Immune checkpoint inhibitors (ICI) have revolutionized the treatment of cancer, but unfortunately ovarian cancer (OC) represents an entity in which the success of T cell-based ICI have so far remained limited. However, the innate immune system, in particular tumour-associated macrophages (TAMs) and dendritic cells (DCs), represents a novel and encouraging therapeutic target to be explored in the context of OC. TAMs build up the majority of cells in the tumour microenvironment (TME) and have the advantage over T cells of being quickly recruited into the tissue, not requiring antigen presentation for activation and having high plasticity.

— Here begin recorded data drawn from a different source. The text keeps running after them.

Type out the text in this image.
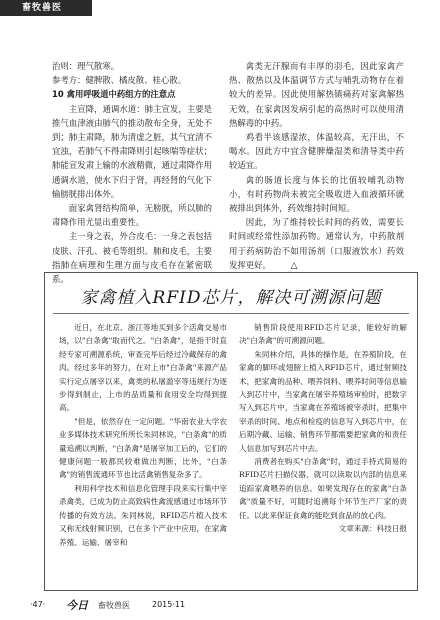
畜牧兽医

治则：理气散寒。

参考方：健脾散、橘皮散、桂心散。

10 禽用呼吸道中药组方的注意点

主宣降，通调水道：肺主宣发，主要是推气血津液由肺气的推动散布全身，无处不到；肺主肃降，肺为清虚之脏，其气宜清不宜浊，若肺气不得肃降则引起咳喘等症状；肺能宣发肃上输的水液精微，通过肃降作用通调水道，使水下归于肾，再经肾的气化下输膀胱排出体外。

面家禽肾结构简单，无膀胱，所以肺的肃降作用尤显出重要性。

主一身之表，外合皮毛：一身之表包括皮肤、汗孔、被毛等组织。肺和皮毛，主要指肺在病理和生理方面与皮毛存在紧密联系。

禽类无汗腺而有丰厚的羽毛，因此家禽产热、散热以及体温调节方式与哺乳动物存在着较大的差异。因此使用解热镇痛药对家禽解热无效，在家禽因发病引起的高热时可以使用清热解毒的中药。

鸡看半该感湿浓，体温较高，无汗出，不喝水。因此方中宜含健脾燥湿类和清导类中药较适宜。

禽的肠道长度与体长的比值较哺乳动物小，有时药物尚未被完全吸收进入血液循环就被排出到体外，药效维持时间短。

因此，为了维持较长时间的药效，需要长时间或经常性添加药物。通常认为，中药散剂用于药病防治不如用汤剂（口服液饮水）药效发挥更好。 △

家禽植入RFID芯片，解决可溯源问题

近日，在北京、浙江等地买到多个活禽交易市场，以"白条禽"取而代之。"白条禽"，是指干时直经专家可溯源系统，审查完毕后经过冷藏保存的禽肉。经过多年的努力，在对上市"白条禽"来源产品实行定点屠宰以来，禽类的私屠滥宰等违规行为逐步得到制止，上市的品质量和食用安全均得到提高。

"但是，依然存在一定问题。"华南农业大学农业多媒体技术研究所所长朱同林说，"白条禽"的质量追溯以判断，"白条禽"是屠宰加工后的，它们的健康问题一般都民较难做出判断，比外，"白条禽"的销售流通环节也比活禽销售复杂多了。

利用科学技术和信息化管理手段来实行集中宰杀禽类，已成为防止高致病性禽流感通过市场环节传播的有效方法。朱同林说，RFID芯片植入技术又称无线射频识别，已在多个产业中应用，在家禽养殖、运输、屠宰和

销售阶段使用RFID芯片记录，能较好的解决"白条禽"的可溯源问题。

朱同林介绍，具体的操作是，在养殖阶段，在家禽的脚环或翅膀上植入RFID芯片，通过射频技术，把家禽的品种、喂养饲料、喂养时间等信息输入到芯片中，当家禽在屠宰养殖场审检时，把数字写入到芯片中，当家禽在养殖场被宰杀时，把集中宰杀的时间、地点和检疫的信息写入到芯片中，在后期冷藏、运输、销售环节都需要把家禽的和责任人信息加写到芯片中去。

消费者在购买"白条禽"时，通过手持式简易的RFID芯片扫描仪器，就可以读取以内部的信息来追踪家禽喂养的信息。如果发现存在的家禽"白条禽"质量不好，可随时追溯每个环节生产厂家的责任。以此来保证食禽的能吃到食品的放心肉。

文章来源：科技日报

·47· 今日 畜牧兽医	2015·11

Our preliminary research data shows that i) particularly immunosuppressive (M2-like) macrophages and DCs are found in the OC tissue and ascites of the patients, and ii) targeting of different myeloid checkpoints significantly affects anti-OC phagocytosis, cytotoxicity and T cell activation. However, adequate models that reflect the complex network of cellular interactions in the TME of OC patients and that are suitable for validating combined immunotherapeutic approaches are currently lacking. Therefore, our primary aim is to develop patient AVATARs, complex ex vivo models that twins the pathophysiological escape mechanisms in OC patients. We will use two different approaches: fluidic organ-on-chip models and tissue slice cultures. The secondary aim will be to test novel immune oncology (IO) drug combinations on TAMs and DCs in this model based on existing and own preliminary data, and also in combination with established T cell immunotherapies (IT). Additionally, assessment of baseline and post-treatment immune profiles based on flow cytometry, single cell/bulk RNAseq, in situ multi-immunofluorescence and spatial transcriptomics will be performed on selected samples and IO drug combinations. Using these OMICs data and bioinformatics, the third aim of the study is to comprehensively investigate the effects of combined myeloid T cell IO drug strategies on the tumor-immune cell interactions in our ioAVATARs.

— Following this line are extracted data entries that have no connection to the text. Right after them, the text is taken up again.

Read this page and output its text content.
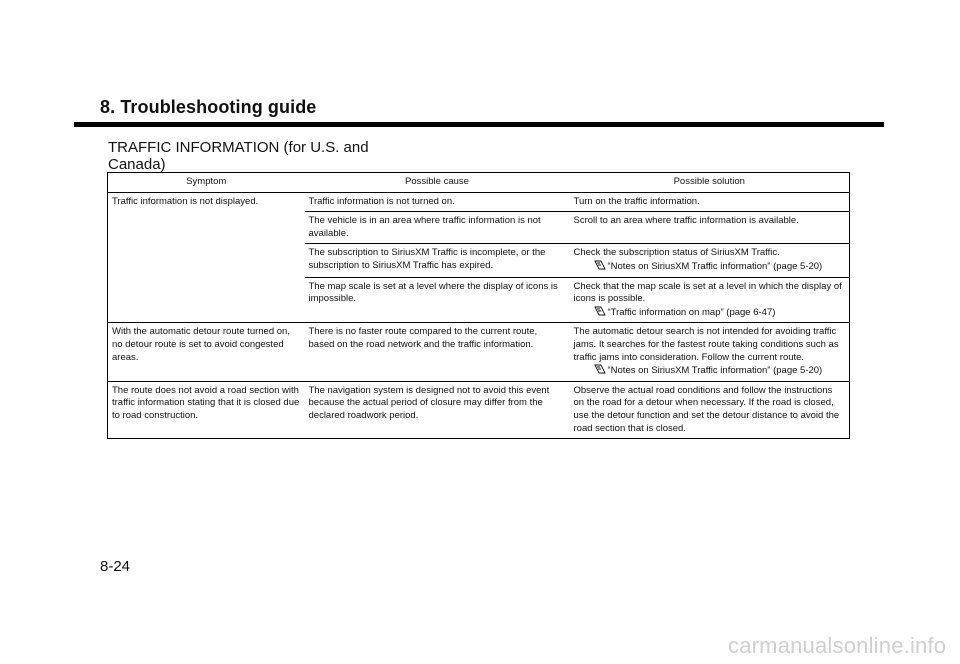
8. Troubleshooting guide
TRAFFIC INFORMATION (for U.S. and Canada)
Symptom	Possible cause	Possible solution
Traffic information is not displayed.	Traffic information is not turned on.	Turn on the traffic information.
	The vehicle is in an area where traffic information is not available.	Scroll to an area where traffic information is available.
	The subscription to SiriusXM Traffic is incomplete, or the subscription to SiriusXM Traffic has expired.	Check the subscription status of SiriusXM Traffic.
“Notes on SiriusXM Traffic information” (page 5-20)

	The map scale is set at a level where the display of icons is impossible.	Check that the map scale is set at a level in which the display of icons is possible.
“Traffic information on map” (page 6-47)

With the automatic detour route turned on, no detour route is set to avoid congested areas.	There is no faster route compared to the current route, based on the road network and the traffic information.	The automatic detour search is not intended for avoiding traffic jams. It searches for the fastest route taking conditions such as traffic jams into consideration. Follow the current route.
“Notes on SiriusXM Traffic information” (page 5-20)

The route does not avoid a road section with traffic information stating that it is closed due to road construction.	The navigation system is designed not to avoid this event because the actual period of closure may differ from the declared roadwork period.	Observe the actual road conditions and follow the instructions on the road for a detour when necessary. If the road is closed, use the detour function and set the detour distance to avoid the road section that is closed.

8-24

carmanualsonline.info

The overall goal of ioAVATAR is to establish a reliable ex vivo model to identify and validate, in a complex network, multi-specific combination therapies that synergistically generate effective and sustained immunity against OC carcinogenesis, with a particular focus on TAMs and DCs. Long term goals are to translate the most promising IO drug combinations into the clinic and to develop a patient avatar model that can be used in the clinical setting for personalized response prediction to IO drugs. By using antibodies that are already implemented in clinical trials, we expect that translation into the clinic is feasible. The ioAVATAR multidisciplinary consortium's strengths in clinical oncology, immunology and bioinformatics offer a clear perspective for the implementation of new fast line ioAVATAR models to test multi-specific IT strategies with a clinical application as the ultimate goal of our mission.